Missouri could alleviate some of these concerns. But the fact that they've had chances and haven’t done so lends itself to rampant speculation.
Porter is different than anything Missouri has had. This is the best player in the country. This is a kid some said could have been the No. 1 pick in the NBA Draft last year. As a high school senior. When he goes to award shows he’s asked about the Disney Channel star he used to date. When he sneezes, it’s a story. When he’s not on the bench for one of the thirty-something games he’s for which he’s going to be a part of the Missouri roster, it’s abso-freaking-lutely a story.
And so Porter Watch 2017 will go on. When (if?) he will return to the lineup is unknown. Even getting back on the bench supporting his teammates would be a step in the right direction.
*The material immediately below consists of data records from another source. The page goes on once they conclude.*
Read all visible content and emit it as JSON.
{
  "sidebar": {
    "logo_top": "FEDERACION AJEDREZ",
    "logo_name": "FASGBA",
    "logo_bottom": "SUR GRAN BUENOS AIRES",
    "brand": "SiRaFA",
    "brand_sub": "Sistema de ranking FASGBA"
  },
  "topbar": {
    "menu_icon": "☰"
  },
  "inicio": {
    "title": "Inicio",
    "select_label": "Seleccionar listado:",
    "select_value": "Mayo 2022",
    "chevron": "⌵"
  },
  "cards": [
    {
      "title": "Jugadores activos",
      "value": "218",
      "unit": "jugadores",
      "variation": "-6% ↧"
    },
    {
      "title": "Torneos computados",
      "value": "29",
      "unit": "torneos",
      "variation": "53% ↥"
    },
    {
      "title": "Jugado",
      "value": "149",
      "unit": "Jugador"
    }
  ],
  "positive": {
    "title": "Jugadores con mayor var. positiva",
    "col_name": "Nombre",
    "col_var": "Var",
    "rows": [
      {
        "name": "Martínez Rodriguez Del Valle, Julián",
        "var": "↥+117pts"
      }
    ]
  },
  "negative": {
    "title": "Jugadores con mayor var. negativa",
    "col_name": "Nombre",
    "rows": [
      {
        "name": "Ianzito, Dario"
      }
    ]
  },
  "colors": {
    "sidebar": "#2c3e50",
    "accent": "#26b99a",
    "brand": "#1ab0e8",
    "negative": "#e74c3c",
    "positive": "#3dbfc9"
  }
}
“As you can imagine any player would be upset that they don’t get to play in their first year at college,” Jontay said. “He’s handling it well. He’s rehabbing. It’s day to day right now. Hopefully he’ll be ready the next game, but we’ll see. There’s no telling.”
No telling at all. For now, the Tigers carry on without him. Nobody knows when that might change. Or if they do, they're not saying.